Il accrocha le second cheval à la selle du sien, puis sautant à nouveau sur sa monture, il retourna chez Lakshmana.
-          Je viens vous présenter des excuses : Alors que nous partions vers le temple, un faucon a plongé vers votre fils et l'a enlevé dans les airs en un instant. Je n'ai rien pu faire, hélas. Vous comprendrez, j'en suis sûr, combien je suis désolé de ne pas pouvoir le ramener avec moi.
-          Comment oses-tu me raconter qu'un simple faucon peut enlever un adolescent de quinze ans? C'est tout à fait impossible !
-          Je comprends votre surprise. Assurément, il se passe d'étranges choses en ce pays. Des souris rongent mille kilo de fer, un faucon enlève un jeune homme. Peut-être rêvons-nous? Ainsi à votre réveil vous retrouverez ma balance entière et je verrai que votre fils n'a jamais pu être soulevé du sol.
-          Rends-moi mon fils ou j'appelle la garde !
-          Appelez la garde si vous le voulez, je suis incapable de vous restituer ce que le faucon a enlevé.
         Lakshmana hurlant, vociférant, fit venir la garde qui arrêta aussitôt Nâduka. Il fut conduit sans tarder devant le prince. Le plaignant les suivit afin d'exprimer ses doléances.

        Au palais, le prince entendit le père éploré lui raconter comment ce bandit de Nâduka avait enlevé son plus jeune fils.
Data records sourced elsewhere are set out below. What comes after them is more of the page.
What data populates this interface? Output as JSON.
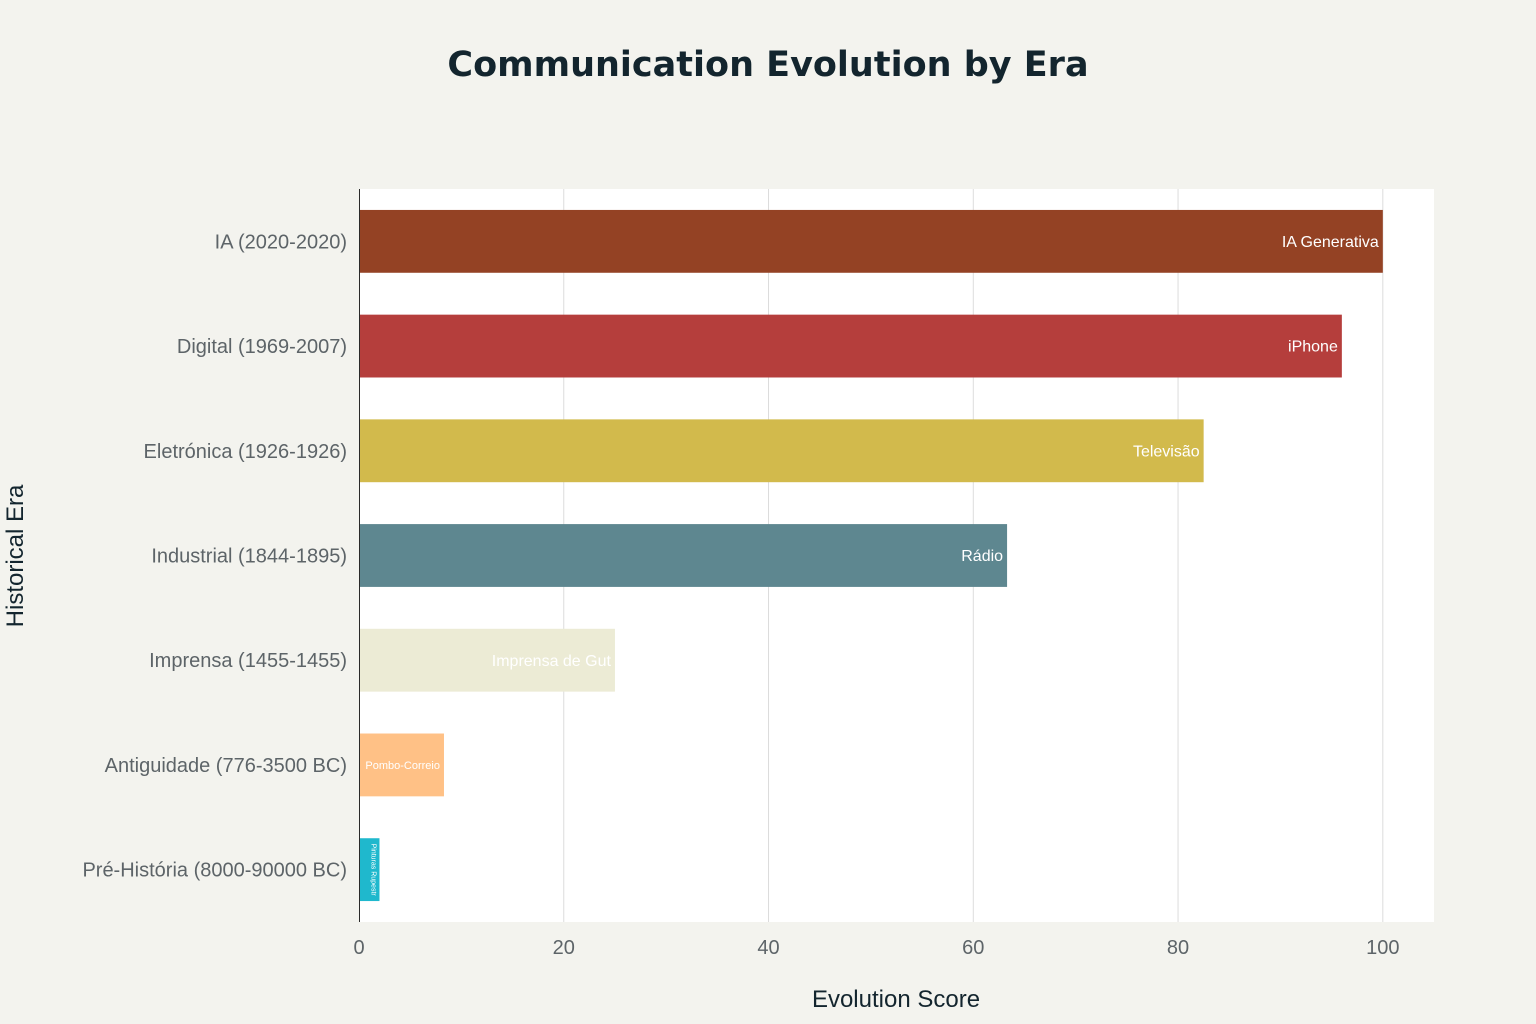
{
  "chart_data": {
    "type": "bar",
    "orientation": "horizontal",
    "title": "Communication Evolution by Era",
    "xlabel": "Evolution Score",
    "ylabel": "Historical Era",
    "xlim": [
      0,
      105
    ],
    "xticks": [
      0,
      20,
      40,
      60,
      80,
      100
    ],
    "grid": true,
    "categories": [
      "IA (2020-2020)",
      "Digital (1969-2007)",
      "Eletrónica (1926-1926)",
      "Industrial (1844-1895)",
      "Imprensa (1455-1455)",
      "Antiguidade (776-3500 BC)",
      "Pré-História (8000-90000 BC)"
    ],
    "values": [
      100,
      96,
      82.5,
      63.3,
      25,
      8.3,
      2
    ],
    "bar_labels": [
      "IA Generativa",
      "iPhone",
      "Televisão",
      "Rádio",
      "Imprensa de Gut",
      "Pombo-Correio",
      "Pinturas Rupestr"
    ],
    "colors": [
      "#944224",
      "#b53e3c",
      "#d2ba4c",
      "#5e8790",
      "#ecebd5",
      "#ffc186",
      "#1fb8cd"
    ]
  }
}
Choqué, il se tourna vers Nâduka qui souriait, et se mit en colère :
-          Ainsi vous trouvez votre crime plaisant ? Sachez Monsieur que vous rirez moins tout à l'heure lorsqu'on vous coupera la tête !
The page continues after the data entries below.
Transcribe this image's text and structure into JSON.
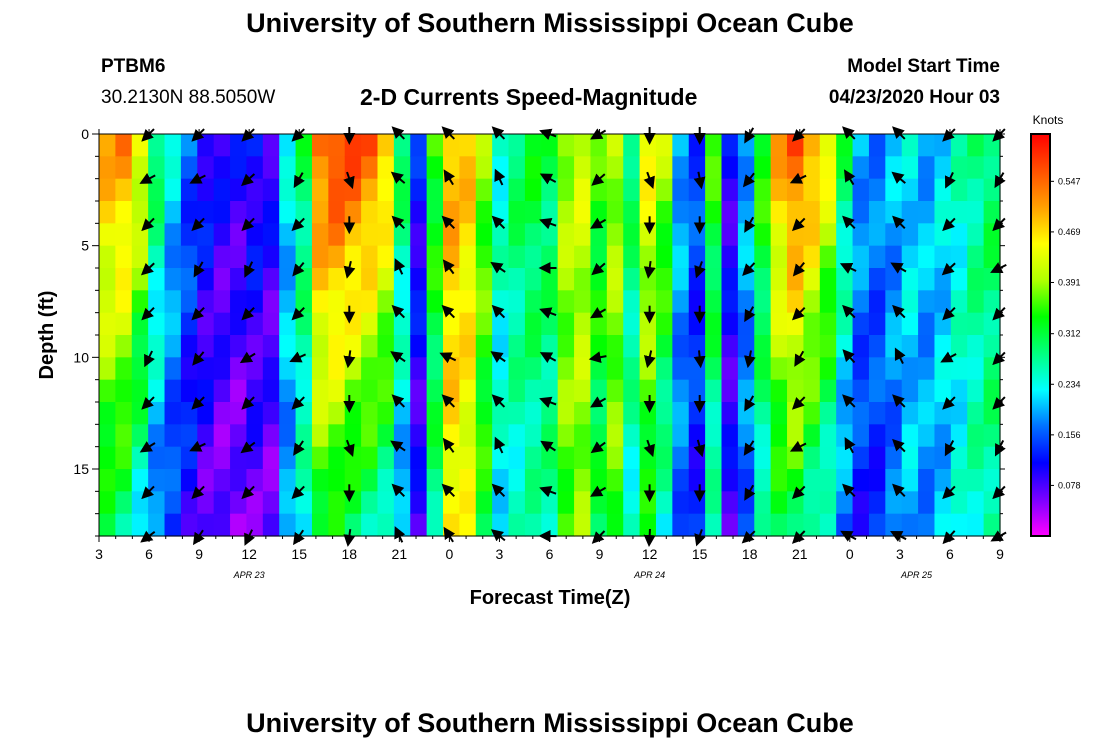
{
  "header": {
    "title": "University of Southern Mississippi Ocean Cube",
    "station_id": "PTBM6",
    "station_coords": "30.2130N 88.5050W",
    "chart_title": "2-D Currents Speed-Magnitude",
    "model_start_label": "Model Start Time",
    "model_start_value": "04/23/2020 Hour 03"
  },
  "footer": {
    "title": "University of Southern Mississippi Ocean Cube"
  },
  "colors": {
    "background": "#ffffff",
    "text": "#000000",
    "colorbar_stops": [
      "#ff00ff",
      "#7a00ff",
      "#0000ff",
      "#0070ff",
      "#00ffff",
      "#00ff7f",
      "#00ff00",
      "#b0ff00",
      "#ffff00",
      "#ffa000",
      "#ff5000",
      "#ff0000"
    ]
  },
  "chart_data": {
    "type": "heatmap",
    "title": "2-D Currents Speed-Magnitude",
    "xlabel": "Forecast Time(Z)",
    "ylabel": "Depth (ft)",
    "x_tick_labels": [
      "3",
      "6",
      "9",
      "12",
      "15",
      "18",
      "21",
      "0",
      "3",
      "6",
      "9",
      "12",
      "15",
      "18",
      "21",
      "0",
      "3",
      "6",
      "9"
    ],
    "x_hours": [
      0,
      3,
      6,
      9,
      12,
      15,
      18,
      21,
      24,
      27,
      30,
      33,
      36,
      39,
      42,
      45,
      48,
      51,
      54
    ],
    "x_range_hours": [
      0,
      54
    ],
    "date_labels": [
      {
        "text": "APR 23",
        "hour": 9
      },
      {
        "text": "APR 24",
        "hour": 33
      },
      {
        "text": "APR 25",
        "hour": 49
      }
    ],
    "y_ticks": [
      0,
      5,
      10,
      15
    ],
    "y_range": [
      0,
      18
    ],
    "y_reversed": true,
    "colorbar": {
      "title": "Knots",
      "tick_labels": [
        "0.547",
        "0.469",
        "0.391",
        "0.312",
        "0.234",
        "0.156",
        "0.078"
      ],
      "range": [
        0.0,
        0.62
      ]
    },
    "speed_profile_knots": [
      0.5,
      0.52,
      0.45,
      0.3,
      0.22,
      0.16,
      0.12,
      0.1,
      0.1,
      0.12,
      0.1,
      0.22,
      0.3,
      0.55,
      0.58,
      0.57,
      0.55,
      0.5,
      0.3,
      0.12,
      0.35,
      0.5,
      0.48,
      0.38,
      0.25,
      0.3,
      0.32,
      0.3,
      0.4,
      0.42,
      0.35,
      0.4,
      0.3,
      0.45,
      0.4,
      0.2,
      0.15,
      0.35,
      0.1,
      0.2,
      0.35,
      0.5,
      0.56,
      0.52,
      0.45,
      0.3,
      0.2,
      0.18,
      0.2,
      0.22,
      0.2,
      0.22,
      0.25,
      0.28,
      0.3
    ],
    "depth_decay": [
      0.4,
      0.45,
      0.5,
      0.45,
      0.4,
      0.35,
      0.4,
      0.45,
      0.5,
      0.45,
      0.4,
      0.2,
      0.2,
      0.4,
      0.45,
      0.5,
      0.5,
      0.5,
      0.4,
      0.3,
      0.2,
      0.1,
      0.1,
      0.15,
      0.1,
      0.2,
      0.2,
      0.1,
      0.1,
      0.1,
      0.15,
      0.1,
      0.2,
      0.3,
      0.4,
      0.2,
      0.2,
      0.3,
      0.1,
      0.2,
      0.3,
      0.4,
      0.45,
      0.5,
      0.5,
      0.45,
      0.4,
      0.3,
      0.2,
      0.1,
      0.1,
      0.1,
      0.1,
      0.1,
      0.1
    ],
    "arrow_hours": [
      3,
      6,
      9,
      12,
      15,
      18,
      21,
      24,
      27,
      30,
      33,
      36,
      39,
      42,
      45,
      48,
      51,
      54
    ],
    "arrow_depths": [
      0,
      2,
      4,
      6,
      8,
      10,
      12,
      14,
      16,
      18
    ],
    "arrow_directions_deg": [
      135,
      135,
      135,
      135,
      90,
      225,
      225,
      225,
      200,
      150,
      90,
      90,
      120,
      135,
      225,
      225,
      135,
      135
    ]
  }
}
-          Majesté, je n'ai pas enlevé Krishna, c'est un faucon qui a plongé sur lui et l'a emporté dans ses serres.
-          Vous osez vous moquer de moi ? Depuis quand un faucon peut soulever un adolescent de quinze ans ?
-          Depuis que les souris peuvent ronger mille kilo de fer, Majesté !
-          Quelle est cette histoire ridicule ?
-          Majesté, lorsque je suis parti pour tenter de recommencer mon commerce, j'ai laissé en gage une balance de fer pesant mille kilo chez Lakshmana. Je suis revenu aujourd'hui et j'ai largement remboursé ma dette. Mais la balance ne peut m'être rendue car les souris l'ont mangée.
         Se tournant vers Lakshmana, le prince s'enquit :
-          Avez-vous reçu cette balance en gage et avez-vous été remboursé ?
-          Oui, Majesté.
-          Avez-vous restitué sa balance à Nâduka ici présent ?
-          C'est-à-dire que… Enfin… Non, Majesté.
         Le prince, comprenant toute l'affaire, fit relâcher Nâduka dans l'instant et ordonna à ses gardes d'accompagner les protagonistes afin que l'un rende la balance et l'autre le fils. Ce qui fut fait, prouvant à ceux qui commençaient à croire aux miracles que les souris et les faucons sont les mêmes en ce pays que partout ailleurs.